If you’ve heard about cortisol, you might associate it with high stress and poor health. In fact, cortisol is a naturally-occurring hormone produced by the adrenal gland that helps regulate blood sugar and our metabolism. In synthetic form, it’s called hydrocortisone—a medication with many helpful and healing properties. But you’ve probably also heard of the concept of Too Much of a Good Thing. That’s cortisol, too.

It’s normal for our bodies to increase production of cortisol in the early hours of the day, when we’re first waking up and getting started. Cortisol is one of the hormones that helps us do what we need to do. But research has shown that variations in the ways we wake up can have a big impact on the level of cortisone out bodies produce. And if they produce too much cortisol, our mood, stress levels, and general health may suffer.

Cortisol is part of the human “fight or flight” response to perceived danger. When we’re shocked or surprised by something—a loud noise, a bright light, a jaguar chasing us through the jungle—our bodies are flooded with cortisol in response. This is known as a “cortisol dump.” If you spend the next hour running through the trees to evade a predator, you’ll need that cortisol to keep you going.

But if your next hour is spent, say, brushing your teeth, drinking coffee, and making sure the kids remember to wear their jackets, that cortisol has nowhere to go. Eventually your hormone levels will return to normal. But chronic cortisol-provoking events (a.k.a., stress) can be a real source of poor health outcomes.

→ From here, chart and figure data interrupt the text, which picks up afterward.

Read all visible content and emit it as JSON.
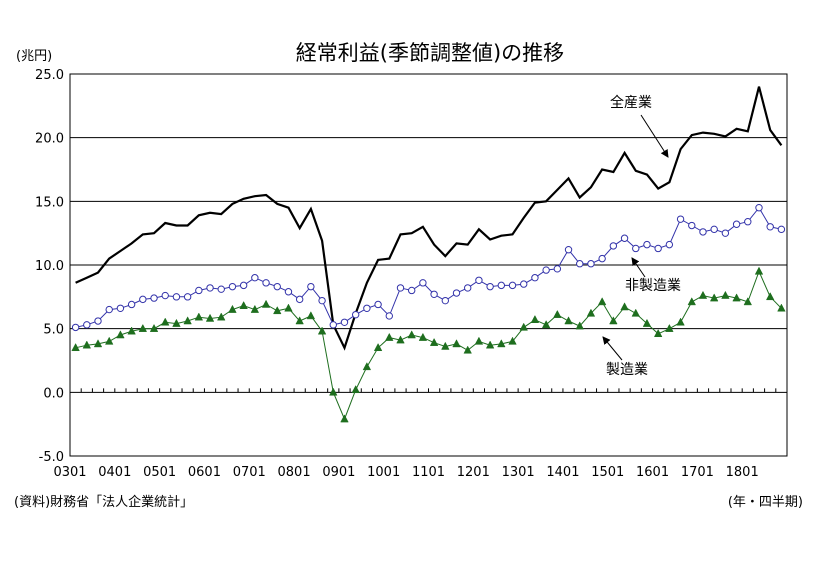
{
  "chart_data": {
    "type": "line",
    "title": "経常利益(季節調整値)の推移",
    "ylabel": "(兆円)",
    "xlabel": "(年・四半期)",
    "source": "(資料)財務省「法人企業統計」",
    "ylim": [
      -5,
      25
    ],
    "yticks": [
      "25.0",
      "20.0",
      "15.0",
      "10.0",
      "5.0",
      "0.0",
      "-5.0"
    ],
    "ytick_values": [
      25,
      20,
      15,
      10,
      5,
      0,
      -5
    ],
    "gridlines": [
      25,
      20,
      15,
      10,
      5
    ],
    "xtick_labels": [
      "0301",
      "0401",
      "0501",
      "0601",
      "0701",
      "0801",
      "0901",
      "1001",
      "1101",
      "1201",
      "1301",
      "1401",
      "1501",
      "1601",
      "1701",
      "1801"
    ],
    "x_start": "2003Q1",
    "x_end": "2018Q4",
    "series": [
      {
        "name": "全産業",
        "color": "#000000",
        "marker": "none",
        "values": [
          8.6,
          9.0,
          9.4,
          10.5,
          11.1,
          11.7,
          12.4,
          12.5,
          13.3,
          13.1,
          13.1,
          13.9,
          14.1,
          14.0,
          14.8,
          15.2,
          15.4,
          15.5,
          14.8,
          14.5,
          12.9,
          14.4,
          11.9,
          5.3,
          3.5,
          6.2,
          8.6,
          10.4,
          10.5,
          12.4,
          12.5,
          13.0,
          11.6,
          10.7,
          11.7,
          11.6,
          12.8,
          12.0,
          12.3,
          12.4,
          13.7,
          14.9,
          15.0,
          15.9,
          16.8,
          15.3,
          16.1,
          17.5,
          17.3,
          18.8,
          17.4,
          17.1,
          16.0,
          16.5,
          19.1,
          20.2,
          20.4,
          20.3,
          20.1,
          20.7,
          20.5,
          24.0,
          20.6,
          19.4
        ]
      },
      {
        "name": "非製造業",
        "color": "#3333aa",
        "marker": "open-circle",
        "values": [
          5.1,
          5.3,
          5.6,
          6.5,
          6.6,
          6.9,
          7.3,
          7.4,
          7.6,
          7.5,
          7.5,
          8.0,
          8.2,
          8.1,
          8.3,
          8.4,
          9.0,
          8.6,
          8.3,
          7.9,
          7.3,
          8.3,
          7.2,
          5.3,
          5.5,
          6.1,
          6.6,
          6.9,
          6.0,
          8.2,
          8.0,
          8.6,
          7.7,
          7.2,
          7.8,
          8.2,
          8.8,
          8.3,
          8.4,
          8.4,
          8.5,
          9.0,
          9.6,
          9.7,
          11.2,
          10.1,
          10.1,
          10.5,
          11.5,
          12.1,
          11.3,
          11.6,
          11.3,
          11.6,
          13.6,
          13.1,
          12.6,
          12.8,
          12.5,
          13.2,
          13.4,
          14.5,
          13.0,
          12.8
        ]
      },
      {
        "name": "製造業",
        "color": "#1e6e1e",
        "marker": "filled-triangle",
        "values": [
          3.5,
          3.7,
          3.8,
          4.0,
          4.5,
          4.8,
          5.0,
          5.0,
          5.5,
          5.4,
          5.6,
          5.9,
          5.8,
          5.9,
          6.5,
          6.8,
          6.5,
          6.9,
          6.4,
          6.6,
          5.6,
          6.0,
          4.8,
          0.0,
          -2.1,
          0.2,
          2.0,
          3.5,
          4.3,
          4.1,
          4.5,
          4.3,
          3.9,
          3.6,
          3.8,
          3.3,
          4.0,
          3.7,
          3.8,
          4.0,
          5.1,
          5.7,
          5.3,
          6.1,
          5.6,
          5.2,
          6.2,
          7.1,
          5.6,
          6.7,
          6.2,
          5.4,
          4.6,
          5.0,
          5.5,
          7.1,
          7.6,
          7.4,
          7.6,
          7.4,
          7.1,
          9.5,
          7.5,
          6.6
        ]
      }
    ],
    "annotations": [
      {
        "text": "全産業",
        "series": 0,
        "point_index": 53
      },
      {
        "text": "非製造業",
        "series": 1,
        "point_index": 45
      },
      {
        "text": "製造業",
        "series": 2,
        "point_index": 45
      }
    ]
  }
}
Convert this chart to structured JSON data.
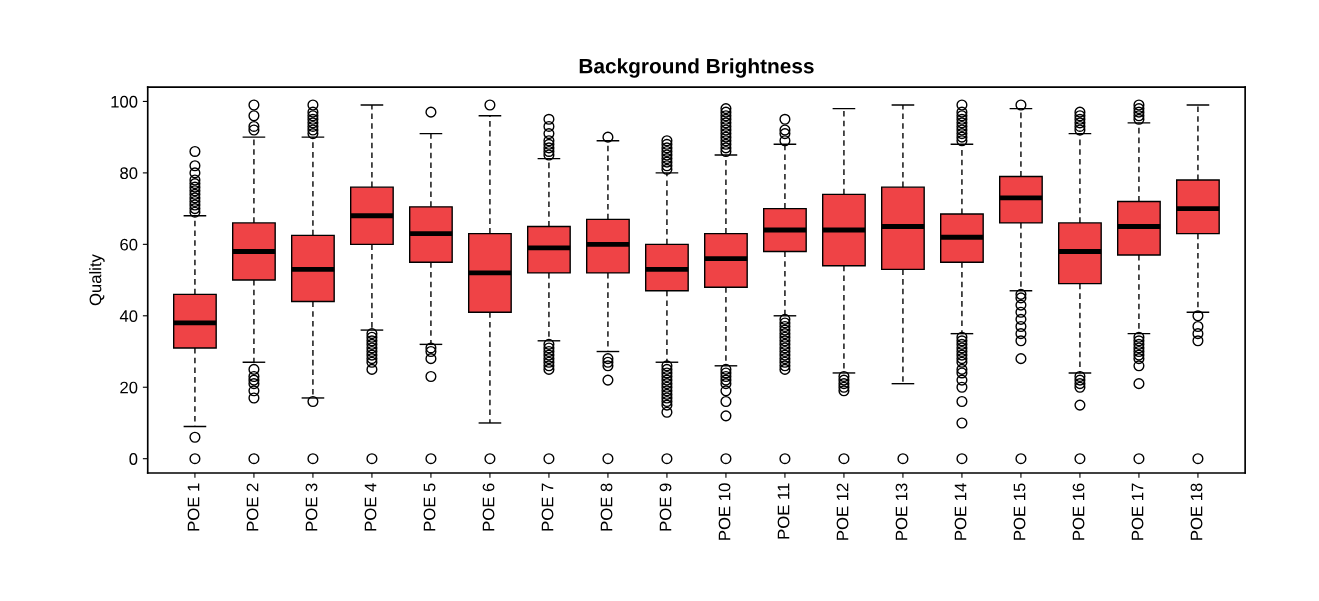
{
  "chart_data": {
    "type": "box",
    "title": "Background Brightness",
    "ylabel": "Quality",
    "categories": [
      "POE 1",
      "POE 2",
      "POE 3",
      "POE 4",
      "POE 5",
      "POE 6",
      "POE 7",
      "POE 8",
      "POE 9",
      "POE 10",
      "POE 11",
      "POE 12",
      "POE 13",
      "POE 14",
      "POE 15",
      "POE 16",
      "POE 17",
      "POE 18"
    ],
    "color": "#ef4346",
    "ylim": [
      -4,
      104
    ],
    "yticks": [
      0,
      20,
      40,
      60,
      80,
      100
    ],
    "grid": false,
    "boxes": [
      {
        "low": 9,
        "q1": 31,
        "median": 38,
        "q3": 46,
        "high": 68,
        "outliers": [
          0,
          6,
          69,
          70,
          71,
          72,
          73,
          74,
          75,
          76,
          77,
          78,
          80,
          82,
          86
        ]
      },
      {
        "low": 27,
        "q1": 50,
        "median": 58,
        "q3": 66,
        "high": 90,
        "outliers": [
          0,
          17,
          19,
          21,
          22,
          23,
          25,
          92,
          93,
          96,
          99
        ]
      },
      {
        "low": 17,
        "q1": 44,
        "median": 53,
        "q3": 62.5,
        "high": 90,
        "outliers": [
          0,
          16,
          91,
          92,
          93,
          94,
          95,
          96,
          97,
          99
        ]
      },
      {
        "low": 36,
        "q1": 60,
        "median": 68,
        "q3": 76,
        "high": 99,
        "outliers": [
          0,
          25,
          27,
          28,
          29,
          30,
          31,
          32,
          33,
          34,
          35
        ]
      },
      {
        "low": 32,
        "q1": 55,
        "median": 63,
        "q3": 70.5,
        "high": 91,
        "outliers": [
          0,
          23,
          28,
          30,
          31,
          97
        ]
      },
      {
        "low": 10,
        "q1": 41,
        "median": 52,
        "q3": 63,
        "high": 96,
        "outliers": [
          0,
          99
        ]
      },
      {
        "low": 33,
        "q1": 52,
        "median": 59,
        "q3": 65,
        "high": 84,
        "outliers": [
          0,
          25,
          26,
          27,
          28,
          29,
          30,
          31,
          32,
          85,
          86,
          87,
          88,
          89,
          91,
          93,
          95
        ]
      },
      {
        "low": 30,
        "q1": 52,
        "median": 60,
        "q3": 67,
        "high": 89,
        "outliers": [
          0,
          22,
          26,
          27,
          28,
          90
        ]
      },
      {
        "low": 27,
        "q1": 47,
        "median": 53,
        "q3": 60,
        "high": 80,
        "outliers": [
          0,
          13,
          15,
          16,
          17,
          18,
          19,
          20,
          21,
          22,
          23,
          24,
          25,
          26,
          81,
          82,
          83,
          84,
          85,
          86,
          87,
          88,
          89
        ]
      },
      {
        "low": 26,
        "q1": 48,
        "median": 56,
        "q3": 63,
        "high": 85,
        "outliers": [
          0,
          12,
          16,
          19,
          21,
          22,
          23,
          24,
          25,
          86,
          87,
          88,
          89,
          90,
          91,
          92,
          93,
          94,
          95,
          96,
          97,
          98
        ]
      },
      {
        "low": 40,
        "q1": 58,
        "median": 64,
        "q3": 70,
        "high": 88,
        "outliers": [
          0,
          25,
          26,
          27,
          28,
          29,
          30,
          31,
          32,
          33,
          34,
          35,
          36,
          37,
          38,
          39,
          89,
          91,
          92,
          95
        ]
      },
      {
        "low": 24,
        "q1": 54,
        "median": 64,
        "q3": 74,
        "high": 98,
        "outliers": [
          0,
          19,
          20,
          21,
          22,
          23
        ]
      },
      {
        "low": 21,
        "q1": 53,
        "median": 65,
        "q3": 76,
        "high": 99,
        "outliers": [
          0
        ]
      },
      {
        "low": 35,
        "q1": 55,
        "median": 62,
        "q3": 68.5,
        "high": 88,
        "outliers": [
          0,
          10,
          16,
          20,
          22,
          24,
          25,
          27,
          28,
          29,
          30,
          31,
          32,
          33,
          34,
          89,
          90,
          91,
          92,
          93,
          94,
          95,
          96,
          97,
          99
        ]
      },
      {
        "low": 47,
        "q1": 66,
        "median": 73,
        "q3": 79,
        "high": 98,
        "outliers": [
          0,
          28,
          33,
          35,
          37,
          39,
          41,
          43,
          45,
          46,
          99
        ]
      },
      {
        "low": 24,
        "q1": 49,
        "median": 58,
        "q3": 66,
        "high": 91,
        "outliers": [
          0,
          15,
          20,
          21,
          22,
          23,
          92,
          93,
          94,
          95,
          96,
          97
        ]
      },
      {
        "low": 35,
        "q1": 57,
        "median": 65,
        "q3": 72,
        "high": 94,
        "outliers": [
          0,
          21,
          26,
          28,
          29,
          30,
          31,
          32,
          33,
          34,
          95,
          96,
          97,
          98,
          99
        ]
      },
      {
        "low": 41,
        "q1": 63,
        "median": 70,
        "q3": 78,
        "high": 99,
        "outliers": [
          0,
          33,
          35,
          37,
          40
        ]
      }
    ]
  }
}
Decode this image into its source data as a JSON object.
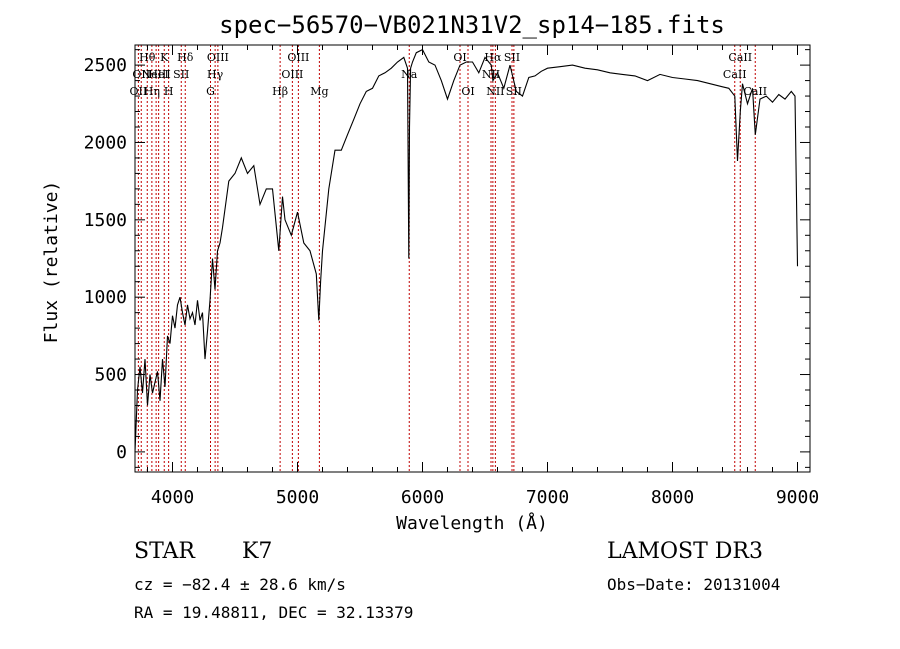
{
  "chart_data": {
    "type": "line",
    "title": "spec−56570−VB021N31V2_sp14−185.fits",
    "xlabel": "Wavelength (Å)",
    "ylabel": "Flux (relative)",
    "xlim": [
      3700,
      9100
    ],
    "ylim": [
      -130,
      2630
    ],
    "x_ticks": [
      4000,
      5000,
      6000,
      7000,
      8000,
      9000
    ],
    "y_ticks": [
      0,
      500,
      1000,
      1500,
      2000,
      2500
    ],
    "series": [
      {
        "name": "spectrum",
        "x": [
          3700,
          3720,
          3740,
          3760,
          3780,
          3800,
          3820,
          3840,
          3860,
          3880,
          3900,
          3920,
          3940,
          3960,
          3980,
          4000,
          4020,
          4040,
          4060,
          4080,
          4100,
          4120,
          4140,
          4160,
          4180,
          4200,
          4220,
          4240,
          4260,
          4280,
          4300,
          4320,
          4340,
          4360,
          4380,
          4400,
          4450,
          4500,
          4550,
          4600,
          4650,
          4700,
          4750,
          4800,
          4850,
          4880,
          4900,
          4950,
          5000,
          5050,
          5100,
          5150,
          5170,
          5185,
          5200,
          5250,
          5300,
          5350,
          5400,
          5450,
          5500,
          5550,
          5600,
          5650,
          5700,
          5750,
          5800,
          5850,
          5880,
          5890,
          5896,
          5905,
          5920,
          5950,
          6000,
          6050,
          6100,
          6150,
          6200,
          6250,
          6300,
          6350,
          6400,
          6450,
          6500,
          6550,
          6563,
          6600,
          6650,
          6700,
          6750,
          6800,
          6850,
          6900,
          6950,
          7000,
          7100,
          7200,
          7300,
          7400,
          7500,
          7600,
          7700,
          7800,
          7900,
          8000,
          8100,
          8200,
          8300,
          8400,
          8450,
          8498,
          8520,
          8542,
          8560,
          8600,
          8640,
          8662,
          8700,
          8750,
          8800,
          8850,
          8900,
          8950,
          8980,
          9000
        ],
        "y": [
          0,
          400,
          550,
          380,
          600,
          300,
          500,
          380,
          450,
          520,
          330,
          600,
          420,
          750,
          700,
          880,
          800,
          950,
          1000,
          900,
          820,
          950,
          860,
          900,
          820,
          980,
          850,
          900,
          600,
          780,
          980,
          1250,
          1050,
          1300,
          1350,
          1450,
          1750,
          1800,
          1900,
          1800,
          1850,
          1600,
          1700,
          1700,
          1300,
          1650,
          1500,
          1400,
          1550,
          1350,
          1300,
          1150,
          850,
          1100,
          1300,
          1700,
          1950,
          1950,
          2050,
          2150,
          2250,
          2330,
          2350,
          2430,
          2450,
          2480,
          2520,
          2550,
          2480,
          1250,
          2100,
          2480,
          2520,
          2580,
          2600,
          2520,
          2500,
          2400,
          2280,
          2400,
          2500,
          2520,
          2520,
          2450,
          2550,
          2500,
          2400,
          2450,
          2350,
          2500,
          2330,
          2300,
          2420,
          2430,
          2460,
          2480,
          2490,
          2500,
          2480,
          2470,
          2450,
          2440,
          2430,
          2400,
          2440,
          2420,
          2410,
          2400,
          2380,
          2360,
          2350,
          2300,
          1880,
          2200,
          2380,
          2250,
          2350,
          2050,
          2280,
          2300,
          2260,
          2310,
          2280,
          2330,
          2300,
          1200
        ]
      }
    ],
    "line_markers": [
      {
        "wavelength": 3727,
        "label": "OII",
        "row": 2
      },
      {
        "wavelength": 3750,
        "label": "OII",
        "row": 1
      },
      {
        "wavelength": 3798,
        "label": "Hθ",
        "row": 0
      },
      {
        "wavelength": 3835,
        "label": "Hη",
        "row": 2
      },
      {
        "wavelength": 3869,
        "label": "NeIII",
        "row": 1
      },
      {
        "wavelength": 3889,
        "label": "HeI",
        "row": 1
      },
      {
        "wavelength": 3934,
        "label": "K",
        "row": 0
      },
      {
        "wavelength": 3969,
        "label": "H",
        "row": 2
      },
      {
        "wavelength": 4070,
        "label": "SII",
        "row": 1
      },
      {
        "wavelength": 4102,
        "label": "Hδ",
        "row": 0
      },
      {
        "wavelength": 4304,
        "label": "G",
        "row": 2
      },
      {
        "wavelength": 4341,
        "label": "Hγ",
        "row": 1
      },
      {
        "wavelength": 4363,
        "label": "OIII",
        "row": 0
      },
      {
        "wavelength": 4861,
        "label": "Hβ",
        "row": 2
      },
      {
        "wavelength": 4959,
        "label": "OIII",
        "row": 1
      },
      {
        "wavelength": 5007,
        "label": "OIII",
        "row": 0
      },
      {
        "wavelength": 5175,
        "label": "Mg",
        "row": 2
      },
      {
        "wavelength": 5894,
        "label": "Na",
        "row": 1
      },
      {
        "wavelength": 6300,
        "label": "OI",
        "row": 0
      },
      {
        "wavelength": 6364,
        "label": "OI",
        "row": 2
      },
      {
        "wavelength": 6548,
        "label": "NII",
        "row": 1
      },
      {
        "wavelength": 6563,
        "label": "Hα",
        "row": 0
      },
      {
        "wavelength": 6583,
        "label": "NII",
        "row": 2
      },
      {
        "wavelength": 6716,
        "label": "SII",
        "row": 0
      },
      {
        "wavelength": 6731,
        "label": "SII",
        "row": 2
      },
      {
        "wavelength": 8498,
        "label": "CaII",
        "row": 1
      },
      {
        "wavelength": 8542,
        "label": "CaII",
        "row": 0
      },
      {
        "wavelength": 8662,
        "label": "CaII",
        "row": 2
      }
    ]
  },
  "info": {
    "class": "STAR",
    "subclass": "K7",
    "survey": "LAMOST DR3",
    "cz": "cz = −82.4 ± 28.6 km/s",
    "obs_date": "Obs−Date: 20131004",
    "coords": "RA =  19.48811, DEC =  32.13379"
  },
  "colors": {
    "spectrum": "#000000",
    "marker_line": "#c00000",
    "axis": "#000000",
    "background": "#ffffff"
  }
}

The Mayo Clinic explains it this way: “The long-term activation of the stress-response system and the overexposure to cortisol … can disrupt almost all your body's processes.” Some of the health issues the Mayo Clinic correlates to high cortisol levels include:

  • Anxiety
  • Depression
  • Digestive problems
  • Headaches
  • Heart disease
  • Sleep problems
  • Weight gain
  • Memory and concentration impairment

Among the many things that can cause a cortisol spike (a car braking suddenly in front of us, a jump scare in a horror movie) is one that many people willingly expose themselves to every day: a loud, obnoxious alarm to wake us up. From the adrenal gland’s point of view, there’s no difference between the shock of that blaring alarm and the sight of an incoming tsunami. And why would you want to start your day like that?

We all have to get out of bed in the morning. But we don’t have to stress ourselves out in the process! One simple way to reduce your overall level of cortisol and stress is to wake up to a more soothing, peaceful sound. Maintaining a balanced level of cortisol in the body is linked to better sleep, better memory, and better wellbeing in general. Do your body and mind a favor: don’t shock it into consciousness in the morning. There’s probably no life-threatening wall of water coming your way.